The lesson is not that teams should stay tiny, but that scaling headcount without redesigning information pathways creates a “coordination drag” that throttles output.
Key insights
Every additional head adds an exponential coordination cost, not a linear productivity gain.
Redesigning information pathways is as critical as hiring the right talent.
Why it matters
Ignoring coordination drag leaves you paying for people who spend most of their day in meetings instead of building.
The drag compounds at scale, so a modest headcount increase can cripple a high‑growth unit.
Use this tomorrow
1Open your project management board, count the number of distinct “sync” meetings scheduled per week for the past month, and note how many involve more than five participants.

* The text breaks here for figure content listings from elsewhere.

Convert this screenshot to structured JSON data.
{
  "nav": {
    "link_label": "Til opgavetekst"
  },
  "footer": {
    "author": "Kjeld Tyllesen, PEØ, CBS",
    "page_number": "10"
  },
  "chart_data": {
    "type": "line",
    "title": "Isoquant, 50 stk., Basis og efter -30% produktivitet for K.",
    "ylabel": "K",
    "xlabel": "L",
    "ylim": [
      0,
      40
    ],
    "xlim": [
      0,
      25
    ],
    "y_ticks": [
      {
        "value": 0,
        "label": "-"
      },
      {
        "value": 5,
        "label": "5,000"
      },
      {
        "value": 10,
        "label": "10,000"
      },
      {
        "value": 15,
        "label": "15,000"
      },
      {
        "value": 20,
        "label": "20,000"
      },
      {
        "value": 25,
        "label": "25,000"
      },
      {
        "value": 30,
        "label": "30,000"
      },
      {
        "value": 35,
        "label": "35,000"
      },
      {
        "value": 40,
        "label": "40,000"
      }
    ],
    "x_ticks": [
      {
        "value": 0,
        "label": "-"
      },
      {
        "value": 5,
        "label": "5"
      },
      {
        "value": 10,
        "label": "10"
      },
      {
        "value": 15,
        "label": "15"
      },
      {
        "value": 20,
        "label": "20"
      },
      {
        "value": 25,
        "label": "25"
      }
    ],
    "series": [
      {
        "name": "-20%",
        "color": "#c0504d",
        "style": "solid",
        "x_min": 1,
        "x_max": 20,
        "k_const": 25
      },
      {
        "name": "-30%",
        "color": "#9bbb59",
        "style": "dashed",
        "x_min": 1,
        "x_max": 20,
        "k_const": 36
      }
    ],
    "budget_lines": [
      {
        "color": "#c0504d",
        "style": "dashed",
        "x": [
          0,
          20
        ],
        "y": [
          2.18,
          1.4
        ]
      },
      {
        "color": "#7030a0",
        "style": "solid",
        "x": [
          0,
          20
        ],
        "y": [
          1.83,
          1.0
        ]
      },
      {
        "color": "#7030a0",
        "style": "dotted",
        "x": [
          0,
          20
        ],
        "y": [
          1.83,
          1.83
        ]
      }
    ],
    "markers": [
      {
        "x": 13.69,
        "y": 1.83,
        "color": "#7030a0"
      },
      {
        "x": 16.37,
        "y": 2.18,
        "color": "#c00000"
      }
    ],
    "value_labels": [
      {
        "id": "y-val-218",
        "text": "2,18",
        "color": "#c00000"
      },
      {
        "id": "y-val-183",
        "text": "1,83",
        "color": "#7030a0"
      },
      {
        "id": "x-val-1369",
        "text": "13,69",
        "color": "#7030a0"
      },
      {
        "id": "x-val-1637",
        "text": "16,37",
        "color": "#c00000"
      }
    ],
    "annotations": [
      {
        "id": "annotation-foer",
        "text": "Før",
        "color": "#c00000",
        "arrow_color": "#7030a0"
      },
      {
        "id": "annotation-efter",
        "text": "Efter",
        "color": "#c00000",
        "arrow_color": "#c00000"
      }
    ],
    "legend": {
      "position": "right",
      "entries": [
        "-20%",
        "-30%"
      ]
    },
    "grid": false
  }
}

2Pick the three largest cross‑functional initiatives and tally how many hand‑offs each has; if any exceed four, schedule a single “information‑flow audit” to map redundancies.
Go deeper
The concept traces back to Fred Brooks’s “mythical man‑month,” which warned that adding manpower to a late project makes it later. Modern research on “communication complexity” quantifies the same effect: the number of possible communication channels grows quadratically with team size, quickly overwhelming bandwidth.
However, the drag is not inevitable. Organizations that adopt clear ownership boundaries, asynchronous updates, and “single‑point‑of‑truth” artifacts can grow headcount while keeping coordination costs flat. Companies like Basecamp keep large staff but limit meeting time to 15 minutes and rely heavily on written status, demonstrating a viable path.